FCC commissioner Ajit Pai teamed with Rep. Bob Latta (R-Ohio) on an op ed in The Washington Times Friday calling for an end to the FCC's integration ban.
Latta introduced legislation to do just that, which was incorporated into a House version of the Satellite Television Extension and Localism Act that passed in the House Energy & Commerce Committee on a unanimous, bipartisan vote.
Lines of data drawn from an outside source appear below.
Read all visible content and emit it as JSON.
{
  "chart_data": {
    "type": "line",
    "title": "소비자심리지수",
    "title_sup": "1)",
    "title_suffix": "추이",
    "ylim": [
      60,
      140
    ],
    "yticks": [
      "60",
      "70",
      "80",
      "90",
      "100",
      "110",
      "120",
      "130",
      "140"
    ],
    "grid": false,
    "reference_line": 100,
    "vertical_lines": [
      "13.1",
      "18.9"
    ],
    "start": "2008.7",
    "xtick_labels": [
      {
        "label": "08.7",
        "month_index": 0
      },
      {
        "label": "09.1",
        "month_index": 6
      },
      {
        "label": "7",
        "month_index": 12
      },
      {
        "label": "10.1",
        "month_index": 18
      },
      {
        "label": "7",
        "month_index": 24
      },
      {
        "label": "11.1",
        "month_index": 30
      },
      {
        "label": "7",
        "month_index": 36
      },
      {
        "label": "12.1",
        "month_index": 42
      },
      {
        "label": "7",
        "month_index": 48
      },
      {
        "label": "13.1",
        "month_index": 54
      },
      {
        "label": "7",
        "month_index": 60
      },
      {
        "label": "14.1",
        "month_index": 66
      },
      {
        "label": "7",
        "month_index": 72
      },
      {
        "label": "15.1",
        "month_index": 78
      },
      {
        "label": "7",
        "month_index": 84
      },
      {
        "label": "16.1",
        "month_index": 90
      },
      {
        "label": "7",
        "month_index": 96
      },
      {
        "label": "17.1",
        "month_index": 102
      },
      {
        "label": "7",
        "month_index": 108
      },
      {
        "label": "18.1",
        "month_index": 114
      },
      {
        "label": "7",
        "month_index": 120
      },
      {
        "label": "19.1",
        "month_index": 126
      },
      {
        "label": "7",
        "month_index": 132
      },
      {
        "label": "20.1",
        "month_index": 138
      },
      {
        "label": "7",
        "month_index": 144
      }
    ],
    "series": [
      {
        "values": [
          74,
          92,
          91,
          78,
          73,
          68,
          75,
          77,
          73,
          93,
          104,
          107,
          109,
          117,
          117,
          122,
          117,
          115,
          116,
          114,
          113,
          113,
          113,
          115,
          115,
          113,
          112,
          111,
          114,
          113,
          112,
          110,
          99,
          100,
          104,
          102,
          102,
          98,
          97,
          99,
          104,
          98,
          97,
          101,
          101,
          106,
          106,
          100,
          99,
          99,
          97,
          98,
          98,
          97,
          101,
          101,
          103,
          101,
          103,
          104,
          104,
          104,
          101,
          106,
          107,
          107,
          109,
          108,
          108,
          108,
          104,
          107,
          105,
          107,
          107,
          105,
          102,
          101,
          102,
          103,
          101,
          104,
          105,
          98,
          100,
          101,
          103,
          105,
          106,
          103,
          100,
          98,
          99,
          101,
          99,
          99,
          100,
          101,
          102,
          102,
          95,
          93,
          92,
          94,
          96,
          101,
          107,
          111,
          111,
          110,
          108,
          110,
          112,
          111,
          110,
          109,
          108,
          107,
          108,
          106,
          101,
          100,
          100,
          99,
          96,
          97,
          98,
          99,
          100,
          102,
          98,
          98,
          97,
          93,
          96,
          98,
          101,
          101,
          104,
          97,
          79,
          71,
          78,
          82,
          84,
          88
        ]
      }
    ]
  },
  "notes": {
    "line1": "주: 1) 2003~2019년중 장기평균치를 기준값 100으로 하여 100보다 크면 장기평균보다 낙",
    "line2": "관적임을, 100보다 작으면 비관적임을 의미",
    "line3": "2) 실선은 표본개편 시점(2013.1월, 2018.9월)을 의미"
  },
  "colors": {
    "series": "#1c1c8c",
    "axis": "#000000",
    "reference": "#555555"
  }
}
Cable operators have long been pushing the FCC to end the ban.
The FCC imposed the ban to try to drive a retail set-top box market, in essence by forcing cable operators to make their set-tops as expensive and energy inefficient as retail boxes, they argue in their piece.
A booming retail box market has not resulted—only1.4 percent of subs buy a retail box—they point out, while cable boxes use more energy than they need at the rate of 500 million kilowatt hours a year in aggregate and cost $56 more apiece, which gets passed on to the customer.
"We haven’t heard anyone complaining lately that they are paying too little for cable service," they said. "So regulators should prioritize measures that will lower prices, not raise them."
They also pointed to the number of different options now for accessing video besides a cable rental box, including video game consoles, tablets, phones and streaming set-tops from Roku, Google, Amazon and Apple, also echoing cable industry arguments and examples.
By ending the ban, they said, "we can kill two birds with one stone"—save consumers money and recognize that the marketplace has changed. The FCC could lift the ban on its own dime, or Congress could do it in STELA, but in either case they want it done.